CompletenessΒΆ

We already know that every bounded monotonic sequence converges. This is powerful – we know it converges, even though we cannot, necessarily point to the limit. Clearly, however, this is not necessary for convergence – we have already seen sequences which are not monotonic converge.

If we try to find a universal criterion for convergence, we need to start with things of which we are sure. We know, for example, we need to limit ourselves to tail properties. We also know that for any given \(\epsilon\), from some point on \(|a_n-a|<\epsilon\). However, that mentions the limit, and we would like to avoid that. One way of doing it is noting that in that tail \(|a_n-a_m|<2\epsilon\), for any \(n,m\). As we have already seen in our proof for convergence of addition, things like \(2\epsilon\) are not interesting: after all, if we had taken the tail corresponding to epsilon/2, we would have gotten \(|a_n-a_m|<\epsilon\).

A sequence with the property that for every \(\epsilon\), there is an \(N\) such that for all \(n,m > N\), \(|a_n - a_m| < \epsilon\) is called a Cauchy sequence. The discussion above shows that every converging sequence is a Cauchy sequence.

We know that in the rational numbers, not every Cauchy sequence converges: for example, the sequences we defined as \(a_n\) and \(b_n\) in the chapter about irrational numbers are Cauchy, but do not converge in the rational numbers. Is it possible for sequences of real numbers to be Cauchy and not to converge in the real numbers? It turns out the answer is negative.

Assume \(a_n\) is Cauchy. We remember that despite not looking it, being bounded is a tail property. If we take epsilon=1, we have that for some \(N\), if \(n>N\) then \(|a_n-a_0|<1\), or \(a_0-1<a_n<a_0+1\). Since the sequence has a bounded tail, it is bounded. Therefore, it has a converging subsequence. Call the subsequence \(a_{n_k}\). Now let \(\epsilon > 0\). Find \(N\) from the Cauchy property such that if \(n,m>N\) \(|a_n - a_m|<\epsilon/2\). Find \(M\) from the convergence of the subsequence such that if \(k>M\), \(|a_{n_k} - a|<\epsilon/2\). Now let \(O\) be the biggest of \(N\) and \(M\). Then if \(n>O\) then \(n_{O+1} \geq O+1 > O \geq N\), so \(|a_n - a_{n_{O+1}}| < \epsilon/2\) and \(|a_{n_{O+1}} - a|<\epsilon/2\). Adding the inequalities, and using the triangle inequality, we get that if \(n>O\) then \(|a_n - a|=|a_n - a_{n_{O+1}} + a_{n_{O+1}} - a| \leq |a_n - a_{n_{O+1}}| + |a_{n+{O+1}} - a| < \epsilon/2 + \epsilon/2 = \epsilon\). Therefore, \(a_n\) converges to \(a\).
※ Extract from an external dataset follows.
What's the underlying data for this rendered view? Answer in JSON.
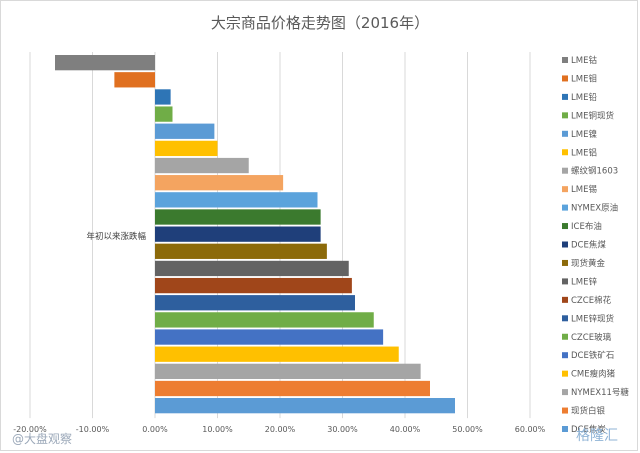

This gives us a general machine to produce limits: define a sequence, show it is Cauchy, and then take its limit.

As an example of how to use the machine, we define here the decimal expansion.

Let \(d_n\) be a sequence of integers between \(0\) and \(9\). We will define a sequence by induction: \(a_0=0\), \(a_{n+1}=a_n+d_n/10^n\). In order to prove it is Cauchy, we will first note \(|a_{n+1}-a_n|\leq 9/10^n\). We will prove by induction \(|a_{n+k}-a_n|\leq 9/10^n[1-1/10^k]/[1-1/10]\). The case for \(0\) is trivial, since the difference between an element and itself is \(0\). Assume it holds for \(k\), and now \(|a_{n+k+1}-a_n|\leq|a_{n+k+1}-a_{n+k}|+|a_{n+k}-a_n|\leq 9/10^{n+k}+9/10^n[1-1/10^k]/[1-1/10]=9/10^n[1/10^k+[1-1/10^k]/[1-1/10]=9/10^n[1-1/10^{k+1}]/[1-1/10]\).

We also note that \(9/10^n\leq 9/n\). Thus, if \(N>2*9/\epsilon\), \(|a_{N+k}-a_N`<\epsilon/2\), and thus \(|a_{N+k}-a_{N+l}|<\epsilon\), then \(n=N+k,m=N+l\) for some \(k\), we see that the sequence we defined is Cauchy. We call its limit \(0.d_0d_1...\) the “decimal number” corresponding to the sequence of digits. Note that we have not used any special properties of \(10\) here, so that we can have expansions by any base.

(A proper treatment of decimal expansions would show that every real number between \(0\) and \(1\) has a decimal expansion, and would analyze the circumstances under which it is unique, but this is beyond the scope of showing the Cauchy machinery in use.)